Development and performance comparison of optimized machine learning-based regression models for predicting energy-related carbon dioxide emissions

Koca Akkaya E., AKKAYA A. V.

Environmental science and pollution research international, vol.30, no.58, pp.122381-122392, 2023 (SCI-Expanded) identifier identifier

  • Publication Type: Article / Article
  • Volume: 30 Issue: 58
  • Publication Date: 2023
  • Doi Number: 10.1007/s11356-023-30955-1
  • Journal Name: Environmental science and pollution research international
  • Journal Indexes: Science Citation Index Expanded (SCI-EXPANDED), Scopus, IBZ Online, ABI/INFORM, Aerospace Database, Agricultural & Environmental Science Database, Aqualine, Aquatic Science & Fisheries Abstracts (ASFA), BIOSIS, CAB Abstracts, EMBASE, Environment Index, Geobase, MEDLINE, Pollution Abstracts, Veterinary Science Database, Civil Engineering Abstracts
  • Page Numbers: pp.122381-122392
  • Keywords: CO2 emissions, Machine learning, Modeling, Prediction, Regression
  • Yıldız Technical University Affiliated: Yes


Accurate prediction of CO2 emissions for the countries has become a crucial task in decision-making processes for planning energy conversion and usage, supporting the design of effective emissions reduction strategies, and helping to achieve the goal of a sustainable and low-carbon future. Therefore, this study aims to develop a general model that can predict the national CO2 emissions of each country using data from 68 countries with high prediction accuracy based on machine learning regression models. Nine prediction models were developed using Support Vector Regression, Ensemble of Trees, and Gaussian Process Regression algorithms as machine learning methods, and their prediction performances were compared. Additionally, the hyperparameters of these three machine-learning methods were tuned by Bayesian optimization to improve their prediction performance.
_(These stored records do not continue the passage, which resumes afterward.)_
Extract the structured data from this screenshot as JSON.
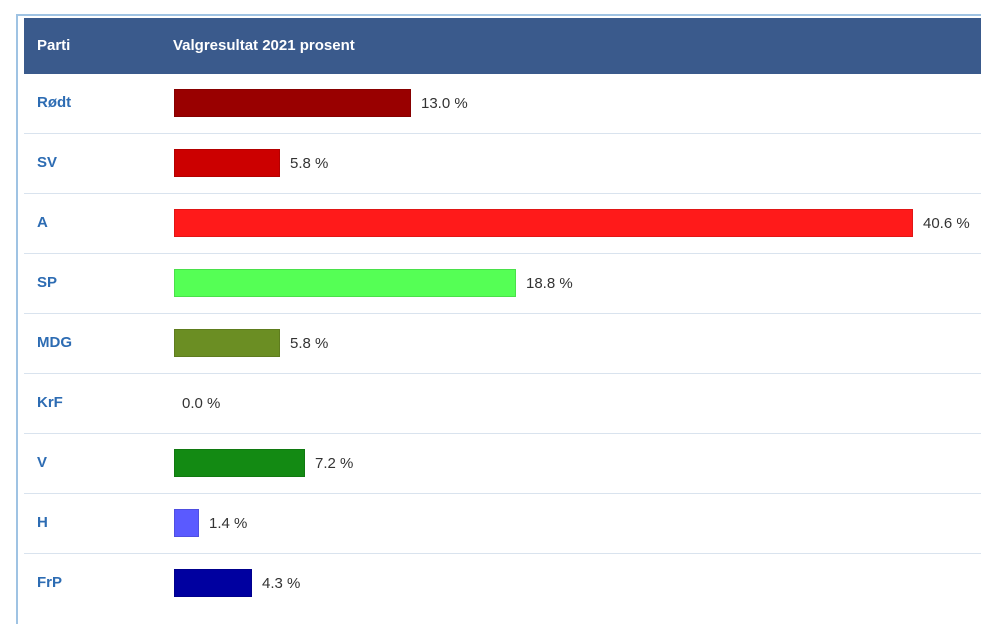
{
  "table": {
    "header_party": "Parti",
    "header_result": "Valgresultat 2021 prosent"
  },
  "chart_data": {
    "type": "bar",
    "orientation": "horizontal",
    "title": "",
    "xlabel": "",
    "ylabel": "",
    "xlim": [
      0,
      40.6
    ],
    "categories": [
      "Rødt",
      "SV",
      "A",
      "SP",
      "MDG",
      "KrF",
      "V",
      "H",
      "FrP"
    ],
    "values": [
      13.0,
      5.8,
      40.6,
      18.8,
      5.8,
      0.0,
      7.2,
      1.4,
      4.3
    ],
    "labels": [
      "13.0 %",
      "5.8 %",
      "40.6 %",
      "18.8 %",
      "5.8 %",
      "0.0 %",
      "7.2 %",
      "1.4 %",
      "4.3 %"
    ],
    "colors": [
      "#990000",
      "#cc0000",
      "#ff1a1a",
      "#55ff55",
      "#6b8e23",
      "#ffff00",
      "#138a13",
      "#5a5aff",
      "#0000a0"
    ],
    "grid": false,
    "legend": "none"
  }
}
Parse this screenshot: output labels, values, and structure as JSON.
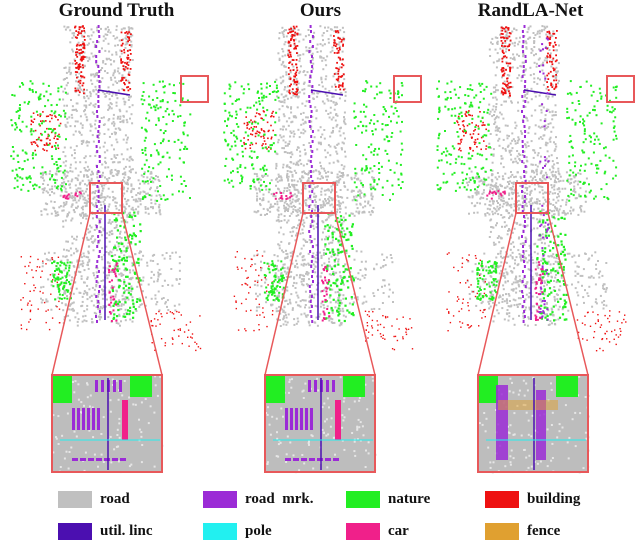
{
  "panels": [
    {
      "title": "Ground Truth",
      "mode": "gt"
    },
    {
      "title": "Ours",
      "mode": "ours"
    },
    {
      "title": "RandLA-Net",
      "mode": "randla"
    }
  ],
  "legend": [
    {
      "label": "road",
      "color": "#c0c0c0"
    },
    {
      "label": "road  mrk.",
      "color": "#9b2bd6"
    },
    {
      "label": "nature",
      "color": "#22ee22"
    },
    {
      "label": "building",
      "color": "#ee1111"
    },
    {
      "label": "util. linc",
      "color": "#4b0fb0"
    },
    {
      "label": "pole",
      "color": "#22f0f0"
    },
    {
      "label": "car",
      "color": "#f0208a"
    },
    {
      "label": "fence",
      "color": "#e0a030"
    }
  ],
  "highlight_color": "#e8585a"
}
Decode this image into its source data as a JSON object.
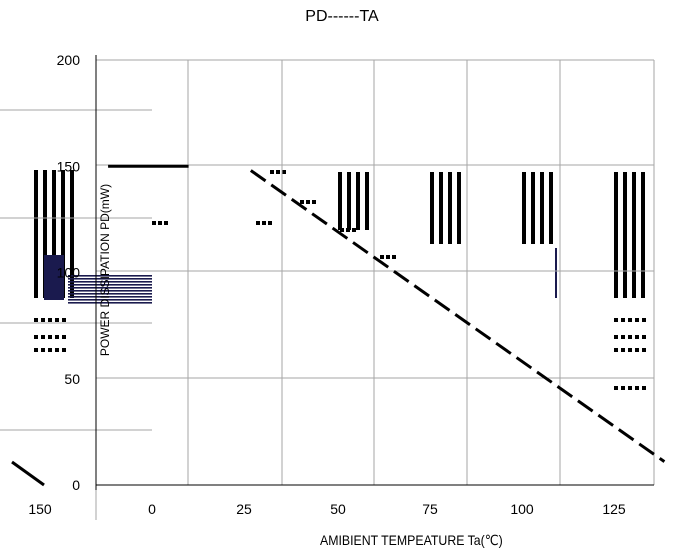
{
  "chart_data": {
    "type": "line",
    "title": "PD------TA",
    "xlabel": "AMIBIENT TEMPEATURE Ta(℃)",
    "ylabel": "POWER DISSIPATION PD(mW)",
    "xlim": [
      0,
      140
    ],
    "ylim": [
      0,
      200
    ],
    "x_ticks": [
      "150",
      "0",
      "25",
      "50",
      "75",
      "100",
      "125"
    ],
    "y_ticks": [
      "0",
      "50",
      "100",
      "150",
      "200"
    ],
    "grid": true,
    "series": [
      {
        "x": [
          -12,
          10
        ],
        "y": [
          150,
          150
        ],
        "style": "solid"
      },
      {
        "x": [
          27,
          140
        ],
        "y": [
          148,
          11
        ],
        "style": "dashed"
      }
    ],
    "colors": {
      "line": "#000000",
      "grid": "#a6a6a6",
      "artifact": "#1a1a4e"
    }
  }
}
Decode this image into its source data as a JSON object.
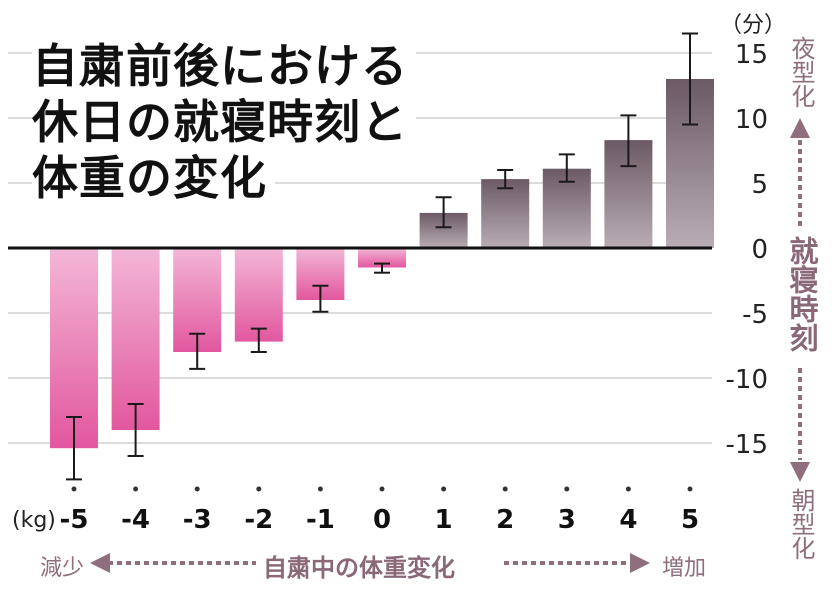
{
  "title": {
    "lines": [
      "自粛前後における",
      "休日の就寝時刻と",
      "体重の変化"
    ]
  },
  "y_unit_label": "（分）",
  "x_unit_label": "(kg)",
  "right_axis": {
    "top_label": "夜型化",
    "middle_label": "就寝時刻",
    "bottom_label": "朝型化"
  },
  "bottom_axis": {
    "left_label": "減少",
    "middle_label": "自粛中の体重変化",
    "right_label": "増加"
  },
  "colors": {
    "negative_bar_top": "#f3b7d6",
    "negative_bar_bottom": "#e2579f",
    "positive_bar_top": "#6b5a64",
    "positive_bar_bottom": "#b9adb5",
    "axis_arrow": "#8f6e7d",
    "grid": "#d0d0d0"
  },
  "chart_data": {
    "type": "bar",
    "xlabel": "自粛中の体重変化",
    "ylabel": "就寝時刻",
    "x_unit": "kg",
    "y_unit": "分",
    "categories": [
      "-5",
      "-4",
      "-3",
      "-2",
      "-1",
      "0",
      "1",
      "2",
      "3",
      "4",
      "5"
    ],
    "values": [
      -15.4,
      -14.0,
      -8.0,
      -7.2,
      -4.0,
      -1.5,
      2.7,
      5.3,
      6.1,
      8.3,
      13.0
    ],
    "error_low": [
      -17.8,
      -16.0,
      -9.3,
      -8.0,
      -4.9,
      -1.9,
      1.6,
      4.6,
      5.1,
      6.3,
      9.5
    ],
    "error_high": [
      -13.0,
      -12.0,
      -6.6,
      -6.2,
      -2.9,
      -1.2,
      3.9,
      6.0,
      7.2,
      10.2,
      16.5
    ],
    "yticks": [
      15,
      10,
      5,
      0,
      -5,
      -10,
      -15
    ],
    "ytick_labels": [
      "15",
      "10",
      "5",
      "0",
      "-5",
      "-10",
      "-15"
    ],
    "ylim": [
      -18,
      17
    ],
    "grid": true
  }
}
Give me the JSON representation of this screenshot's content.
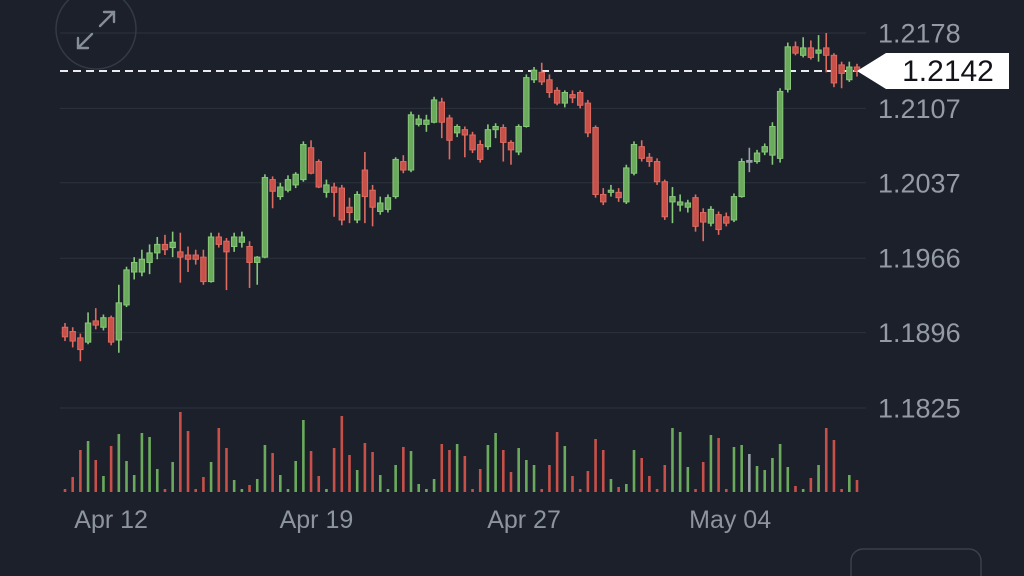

The test results of the optimized Gaussian Process Regression model (MSE = 106.68, RMSE = 10.328, MAE = 4.904, MAPE = 3.38%, R2 = 0.9998) showed that it was the best prediction model among the all developed models. Additionally, the optimized Gaussian Process Regression model gave very robust results in predicting CO2 emissions in many countries, indicating that it can be used reliably and with high accuracy as a promising prediction model.